Waiting is a tough game. I find myself wallowing in self-pity every so often. When I’m not wallowing, I seem mired in the waiting and can’t seem to progress at all in other aspects of my life and especially in writing. I’ve had such a hard time getting started again. The ideas are flowing like crazy. I’ve even managed to write the first few pages of the next one. But that’s it. I’m a writer. I need to write.

Expressing all of this is really just a way to shove myself out of the waiting cycle. I’m sure you knew this already. Now, with any luck, I’ll be able to push my alter ego into creating!

Thanks for listening…reading.

Monday, September 20, 2010

Thank the Universe for Blogs!

Blogs! I now have four going and I’m truly thankful for whoever invented the idea of blogging.

When I first moved to Sacramento in my RV Wanda, where I’ve continued to live for 2 ½ years, I was newly unemployed from a job as a community newspaper editor. That sounds a bit glamorous, but the truth of it was I was also the reporter for the majority of the stories I ran and the weekly paginator. The point, however, is that when I quit I also left behind my weekly fix for a ready-made audience for my writing.

That’s when I discovered the joys of blogging as I chronicled my move, the search for a new job and my exploration of the area in my first blog, “Sacramento and Beyond.” I also developed a taste for the freedom of expression not allowed a journalist.
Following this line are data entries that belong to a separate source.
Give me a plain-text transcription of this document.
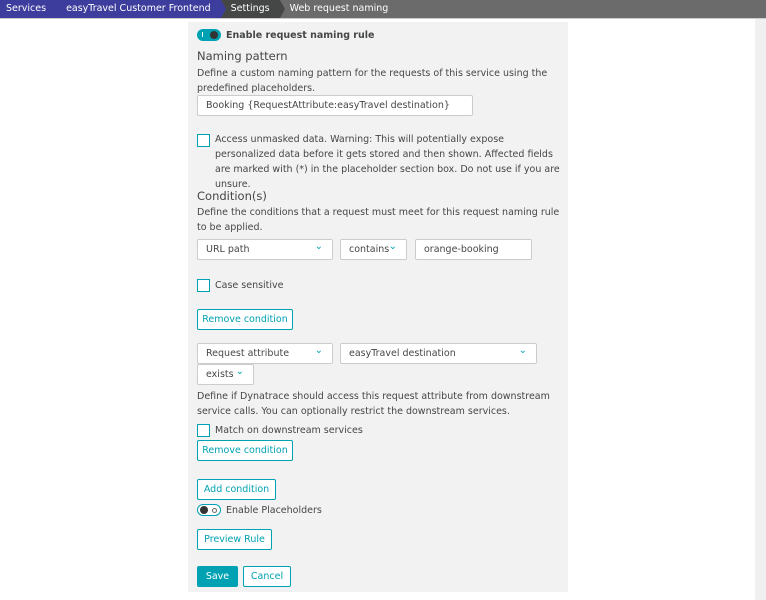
Services	easyTravel Customer Frontend	Settings	Web request naming
Enable request naming rule
Naming pattern
Define a custom naming pattern for the requests of this service using the predefined placeholders.
Booking {RequestAttribute:easyTravel destination}
Access unmasked data. Warning: This will potentially expose personalized data before it gets stored and then shown. Affected fields are marked with (*) in the placeholder section box. Do not use if you are unsure.
Condition(s)
Define the conditions that a request must meet for this request naming rule to be applied.
URL path ⌄	contains ⌄	orange-booking
Case sensitive
Remove condition
Request attribute ⌄	easyTravel destination ⌄
exists ⌄
Define if Dynatrace should access this request attribute from downstream service calls. You can optionally restrict the downstream services.
Match on downstream services
Remove condition
Add condition
Enable Placeholders
Preview Rule
Save	Cancel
I didn’t have to be so confoundedly careful.

At one time, I had amassed 650 visitors to that blog. I haven’t checked in a long time, so I don’t really know how many read it now, but I get nudges from some readers to get back on it.

It amazes me that I didn’t think of blogging about writing until just recently. How could that be? This is the subject I would go on and on about if anyone would listen. So, of course, I plan to exercise my freedom of speech on the subject ad nauseum.

Just you wait and see!

Wednesday, September 8, 2010

My Passion

There’s a natural high that comes when I’m writing “in the zone.” This has happened to me often over the years, and I’ve become addicted to it.

I remember the first time this happened. I was working on a screenplay, before I ever had a computer, typing away on an IBM Selectric, which was pushed up against a white wall. As I typed the scene I was working on I could see it coming to life on the wall in front of me. That was so exciting. The following morning, when I went to read over what I’d written it was completely foreign to me. I didn’t remember writing it.

In fact, the best writing I do is stuff that I don’t recognize after the fact. When I’ve gone back into my novel or short story and find a section that sings along, it is pure heaven for me as well as a lovely surprise.

I don’t think of myself as the author of these passages. I believe there is some force at work within me that connects on a universal level. The subjects that flow so well are often more lofty portions of what I’m working on. It’s as if there’s a message to be communicated and I’ve been tagged to deliver it.

So, I find that I can go only for short periods without writing, like taking a mental breather, but ultimately I always return, after progressively briefer periods of respite, seeking the thrill of my passion.